Laurindo foi saindo, parou na soleira da porta, ia dizer alguma coisa, mas não disse. O olhar duro de gavião fixou-se nos olhos de Raimundo Anastácio, como se fosse uma espécie de última advertência. Raimundo sabia que estava falando com um homem frio, decidido, acostumado a matar. Apesar de estar vestido como um matuto, não disfarçava, de forma nenhuma, os gestos medidos e cautelosos do caçador. Ouviu, distintamente, ainda na calçada de sua casa, Bem-te-vi, o cangaceiro mais novo, dizer ao outro:
Não confio nesse sujeito. Ou ele é muito esperto, ou já está meio besta. Foi preciso você dizer duas vezes que o Chefe era Sabino e não o Capitão. Sei não...
Como ia sair dessa? Estava em papos de aranha. O perigo imediato era os bandidos descobrirem sua mentira sobre o Cabo Zé Gonçalves, que não dormia no fundo do quintal e só era parente de sua mulher por parte de Adão. Fechou a porta com um suspiro de alívio. Entrou no quarto onde a mulher dormia, apanhou o rifle 44, papo amarelo, e ficou na porta da cozinha à espera. Passou, ali, até ouvir, lá pelas cinco horas da madrugada, os galos começarem a cantar, desanimadamente.
Pensou em contar a visita ao Delegado de então, Sargento Inaldo Pedrosa, mas não o fez: ia aumentar a desconfiança da cidade contra a sua pessoa e comprar, para toda a vida, o ódio de Sabino. Decisão que lhe parecera menos ruim: não ir ao encontro marcado com Sabino e não falar no assunto com ninguém.

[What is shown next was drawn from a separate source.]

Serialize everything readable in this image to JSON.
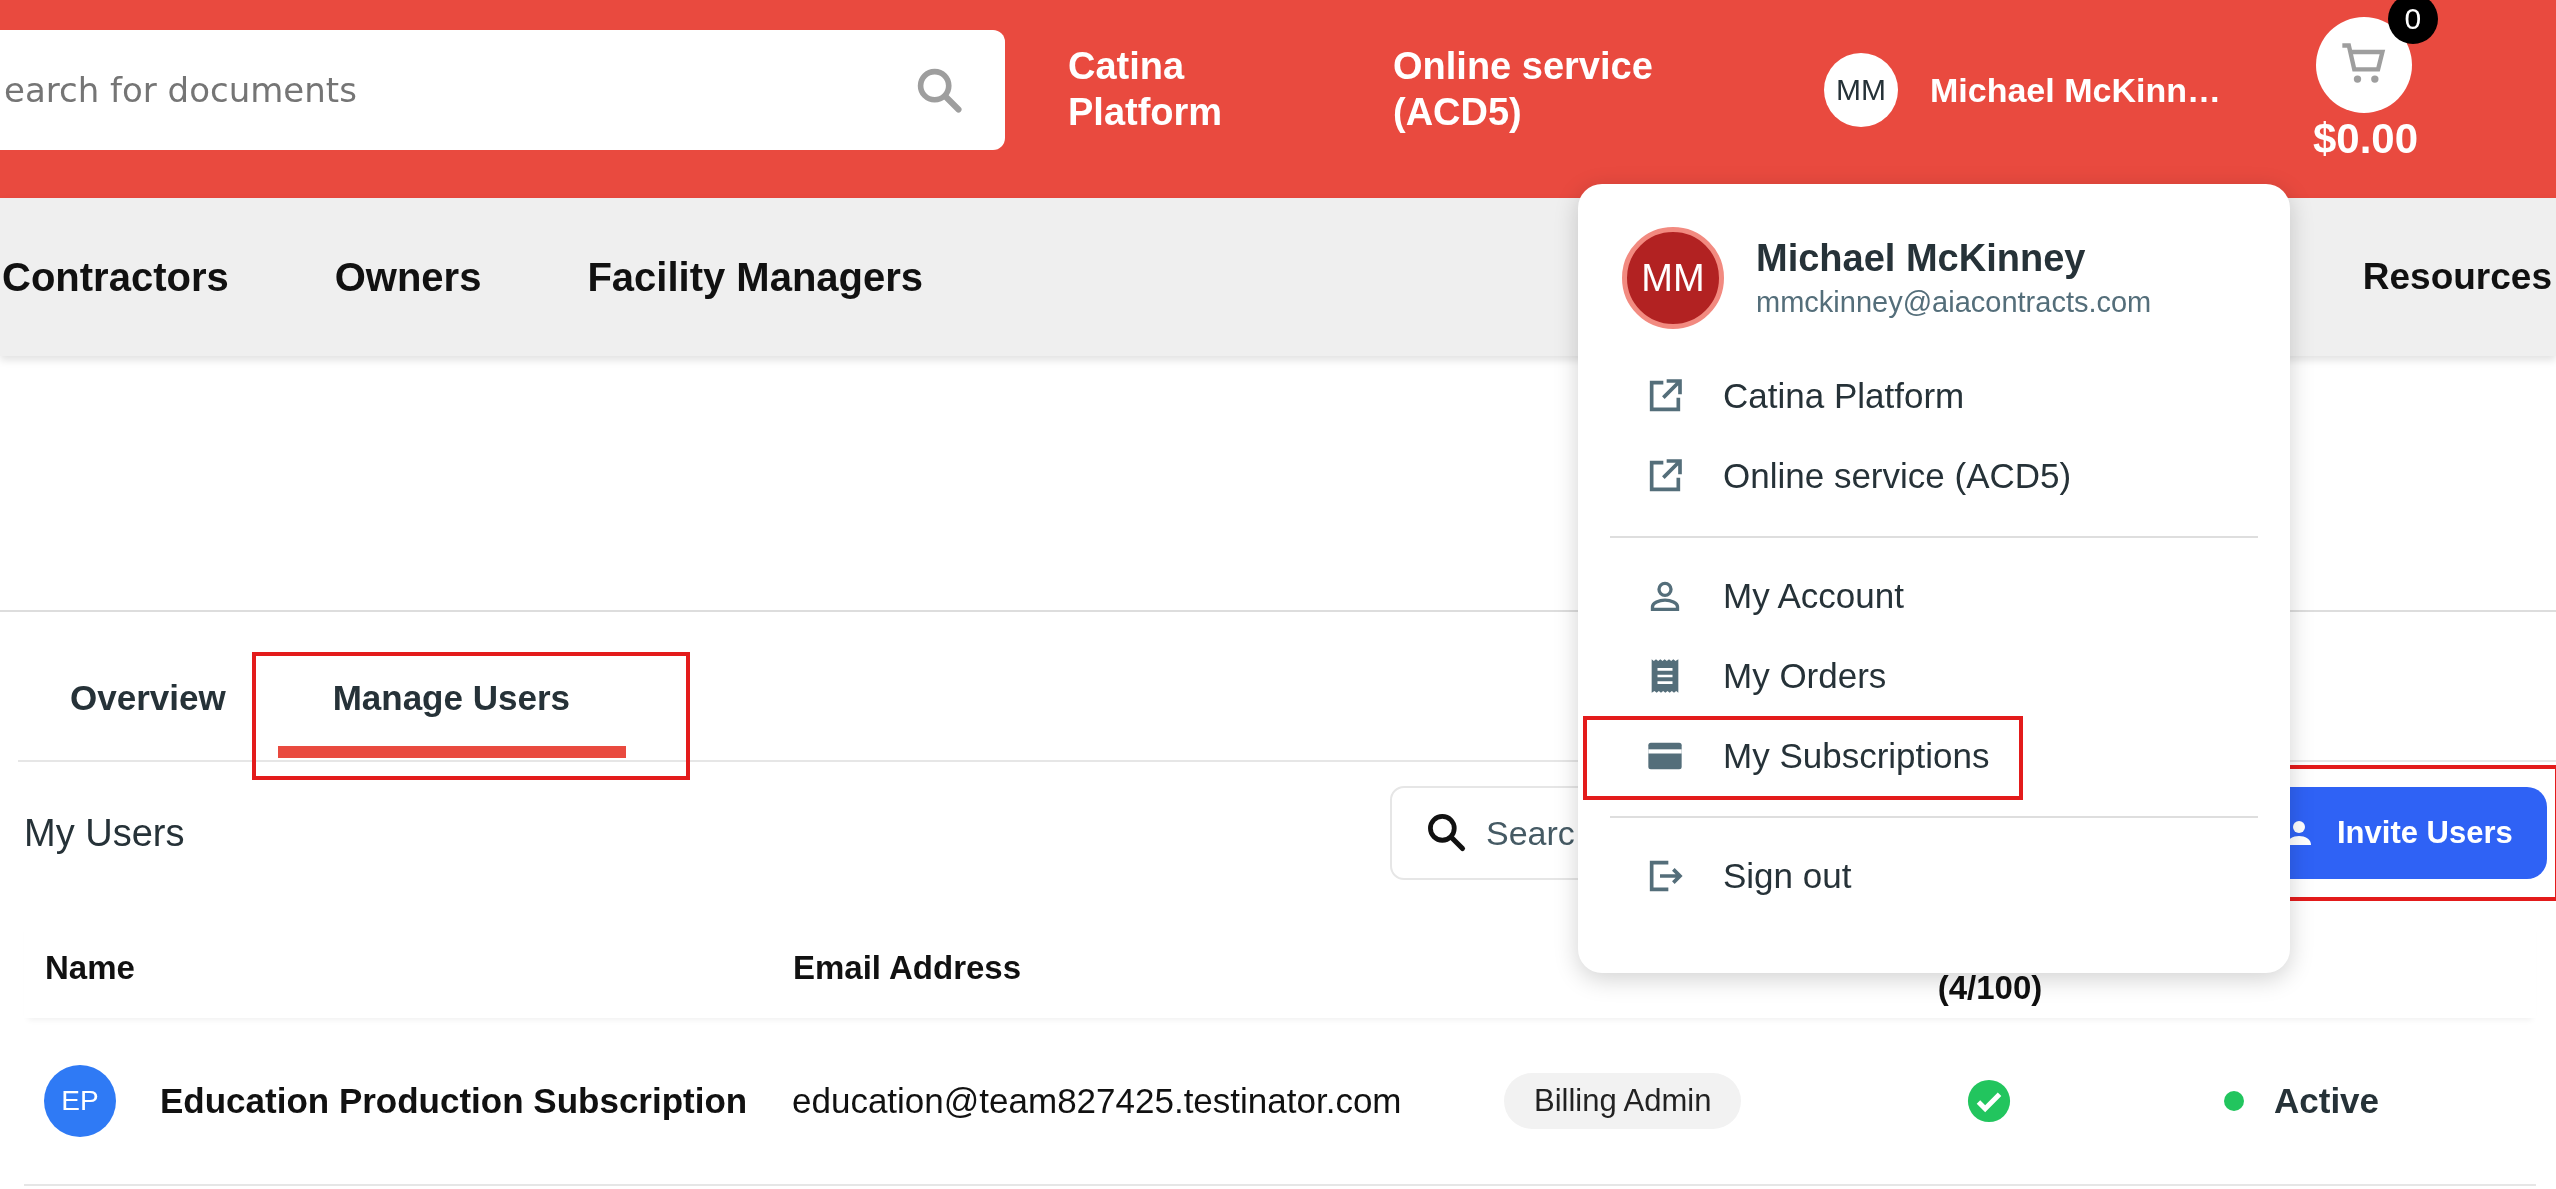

Os cangaceiros continuaram de forma intermitente, realizando pequenos assaltos nas fazendas e povoações. O Sargento Pedrosa, vermelho e atrabiliário, fora substituído pelo Tenente Elino Fernando. Ouvira dizer que era um homem educado e calmo. Boas qualidades para um oficial residente na Capital; no sertão brabo, o posto reclamava o contrário: um homem duro, valente, com experiência de luta.
Quanto a ele, Raimundo Anastácio, a posição era inalterada, pois era objeto de desconfiança de algumas pessoas da cidade e, ainda, mal visto pelos bandoleiros...
Romeu Menandro Cruz, seu amigo, foi quem lhe falou, primeiro, sobre o novo Delegado, cobrindo-o de elogios. Um dia, levou-o à presença do Tenente Elino. Conversaram bastante, falando Raimundo do tempo em que estivera no cangaço. Aproveitou para queixar-se de ter sido durante muito tempo bode expiatório de tudo o que era autoridade policial que passava pela cidade. O Tenente repetiu a pergunta:
Você conheceu Lampião?
Sim, senhor. Vi Lampião muitas vezes, mas nunca pertenci ao bando dele.
Ele é valente, seu Raimundo?
É, Tenente. É muito esperto, muito matreiro, dá a alma por uma boa fuga, mas é cabra valente, destemido, perigoso.
Acha que ele está por perto? E que é capaz de assaltar a cidade?
Pode ser, Tenente; mas é homem cauteloso, esperto, não se metendo em coisas complicadas, difíceis, incertas.